PZip

PZip is an encrypted file format (with optional compression), a command-line tool, and a Python file-like interface.

PZip Documentation

Installation

PZip is available on PyPI:

pip install pzip

Command Line Usage

For a full list of options, run pzip -h. Basic usage is summarized below:

pzip --key keyfile sensitive_data.csv
pzip --key keyfile sensitive_data.csv.pz

Piping and outputting to stdout is also supported:

tar cf - somedir | pzip -z --key keyfile -o somedir.pz
pzip --key keyfile -c somedir.pz | tar xf -

PZip will generate an encryption key automatically, if you want:

pzip -a sensitive_data.csv
encrypting with password: HgHs4OIm4zGXkch6lTBIqg

pzip -p HgHs4OIm4zGXkch6lTBIqg sensitive_data.csv.pz

Python Usage

import os, pzip

key = pzip.Key(os.urandom(32))

with pzip.open("myfile.pz", "wb", key=key) as f:
    f.write(b"sensitive data")

with pzip.open("myfile.pz", "rb", key=key) as f:
    print(f.read())

To encrypt using a password instead of a random key (and thus use PBKDF2 instead of HKDF for key derivation):

with pzip.open("myfile.pz", "wb", key=pzip.Password("secret")) as f:
    f.write(b"hello world")

By default, PZip will append the total plaintext length to the end of the file, both as a final integrity check, and a way for applications to quickly get the original file size.

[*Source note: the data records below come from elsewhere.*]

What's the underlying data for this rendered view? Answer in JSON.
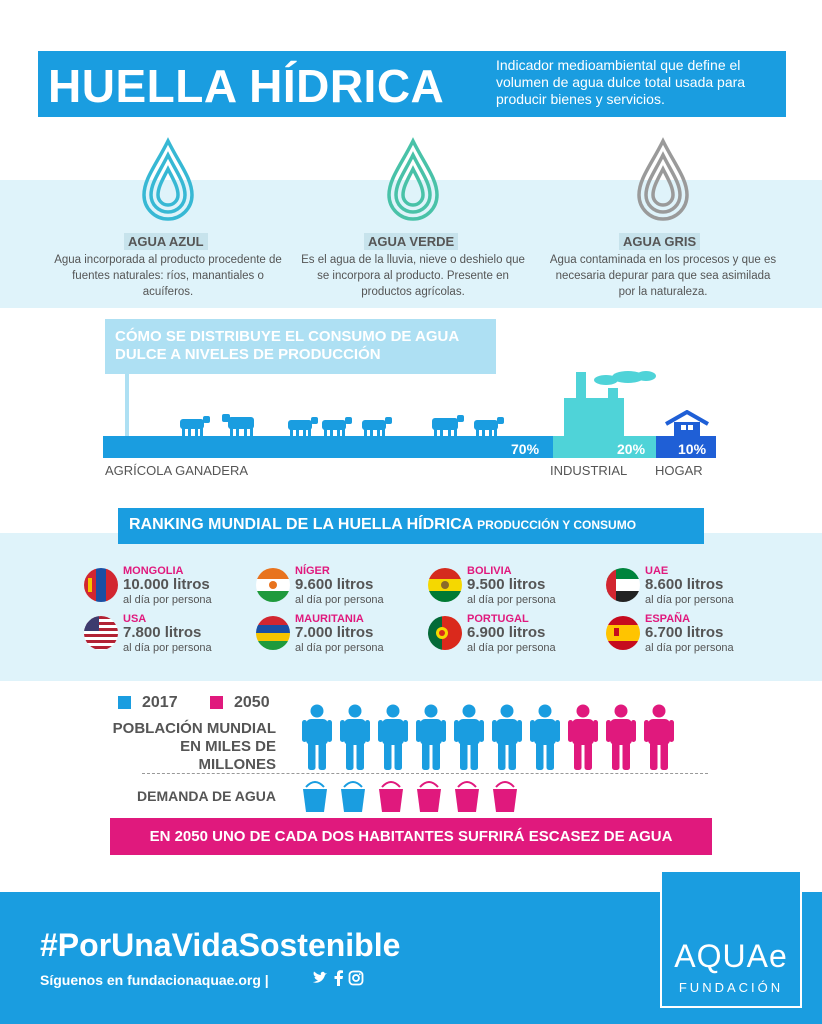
{
  "header": {
    "title": "HUELLA HÍDRICA",
    "description": "Indicador medioambiental que define el volumen de agua dulce total usada para producir bienes y servicios."
  },
  "water_types": [
    {
      "label": "AGUA AZUL",
      "description": "Agua incorporada al producto procedente de fuentes naturales: ríos, manantiales o acuíferos.",
      "color": "#37b8d4",
      "icon": "water-drop-icon"
    },
    {
      "label": "AGUA VERDE",
      "description": "Es el agua de la lluvia, nieve o deshielo que se incorpora al producto. Presente en productos agrícolas.",
      "color": "#49c2a8",
      "icon": "water-drop-icon"
    },
    {
      "label": "AGUA GRIS",
      "description": "Agua contaminada en los procesos y que es necesaria depurar para que sea asimilada por la naturaleza.",
      "color": "#9a9a9a",
      "icon": "water-drop-icon"
    }
  ],
  "distribution": {
    "title": "CÓMO SE DISTRIBUYE EL CONSUMO DE AGUA DULCE A NIVELES DE PRODUCCIÓN",
    "segments": [
      {
        "label": "AGRÍCOLA GANADERA",
        "percent_label": "70%",
        "value": 70,
        "color": "#1a9de0",
        "icon": "cow-icon"
      },
      {
        "label": "INDUSTRIAL",
        "percent_label": "20%",
        "value": 20,
        "color": "#4fd3d8",
        "icon": "factory-icon"
      },
      {
        "label": "HOGAR",
        "percent_label": "10%",
        "value": 10,
        "color": "#1f5fd6",
        "icon": "house-icon"
      }
    ]
  },
  "ranking": {
    "title": "RANKING MUNDIAL DE LA HUELLA HÍDRICA",
    "subtitle": "PRODUCCIÓN Y CONSUMO",
    "unit": "al día por persona",
    "items": [
      {
        "country": "MONGOLIA",
        "value": "10.000 litros",
        "flag": "mongolia-flag-icon"
      },
      {
        "country": "NÍGER",
        "value": "9.600 litros",
        "flag": "niger-flag-icon"
      },
      {
        "country": "BOLIVIA",
        "value": "9.500 litros",
        "flag": "bolivia-flag-icon"
      },
      {
        "country": "UAE",
        "value": "8.600 litros",
        "flag": "uae-flag-icon"
      },
      {
        "country": "USA",
        "value": "7.800 litros",
        "flag": "usa-flag-icon"
      },
      {
        "country": "MAURITANIA",
        "value": "7.000 litros",
        "flag": "mauritania-flag-icon"
      },
      {
        "country": "PORTUGAL",
        "value": "6.900 litros",
        "flag": "portugal-flag-icon"
      },
      {
        "country": "ESPAÑA",
        "value": "6.700 litros",
        "flag": "spain-flag-icon"
      }
    ]
  },
  "population": {
    "legend": [
      {
        "label": "2017",
        "color": "#1a9de0"
      },
      {
        "label": "2050",
        "color": "#e0197d"
      }
    ],
    "population_label": "POBLACIÓN MUNDIAL EN MILES DE MILLONES",
    "population_2017_count": 7,
    "population_2050_extra": 3,
    "demand_label": "DEMANDA DE AGUA",
    "demand_2017_count": 2,
    "demand_2050_extra": 4,
    "warning": "EN 2050 UNO DE CADA DOS HABITANTES SUFRIRÁ ESCASEZ DE AGUA"
  },
  "footer": {
    "hashtag": "#PorUnaVidaSostenible",
    "follow_text": "Síguenos en fundacionaquae.org |",
    "social": [
      "twitter-icon",
      "facebook-icon",
      "instagram-icon"
    ],
    "logo_main": "AQUAe",
    "logo_sub": "FUNDACIÓN"
  }
}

However, you can disable this by passing append_length=False when opening a file/stream for writing:

with pzip.open(output_stream, "wb", key=secret, append_length=False) as f:
    f.write(plaintext)

Encryption

See the Encryption docs for more information.

File Format

See the File Format docs for more information.

FAQ

Why does this exist?

Nothing PZip does couldn't be done by chaining together existing tools - compressing with gzip, deriving a key and encrypting with openssl, generating a MAC (if not using GCM), etc. But at that point, you're probably writing a script to automate the process, tacking on bits of data here and there (or writing multiple files). PZip simply wraps that in a nice package and documents a file format. Plus having a Python interface you can pretty much treat as a file is super nice.

Why not store filename?

Storing the original filename has a number of security implications, both technical and otherwise. At a technical level, PZip would need to ensure safe filename handling across all platforms with regards to path delimiters, encodings, etc. Additionally, PZip was designed for a system where user-generated file attachments may contain sensitive information in the filenames themselves. In reality, having a stored filename is of minimal use anyway, since the default behavior is to append and remove a .pz suffix when encrypting/decrypting. If a .pz file was renamed, you would have a conflict that would likely be resolved by using the actual filename (not the stored filename) anyway. With all of that said, PZip does specify a FILENAME tag for applications that wish to store it.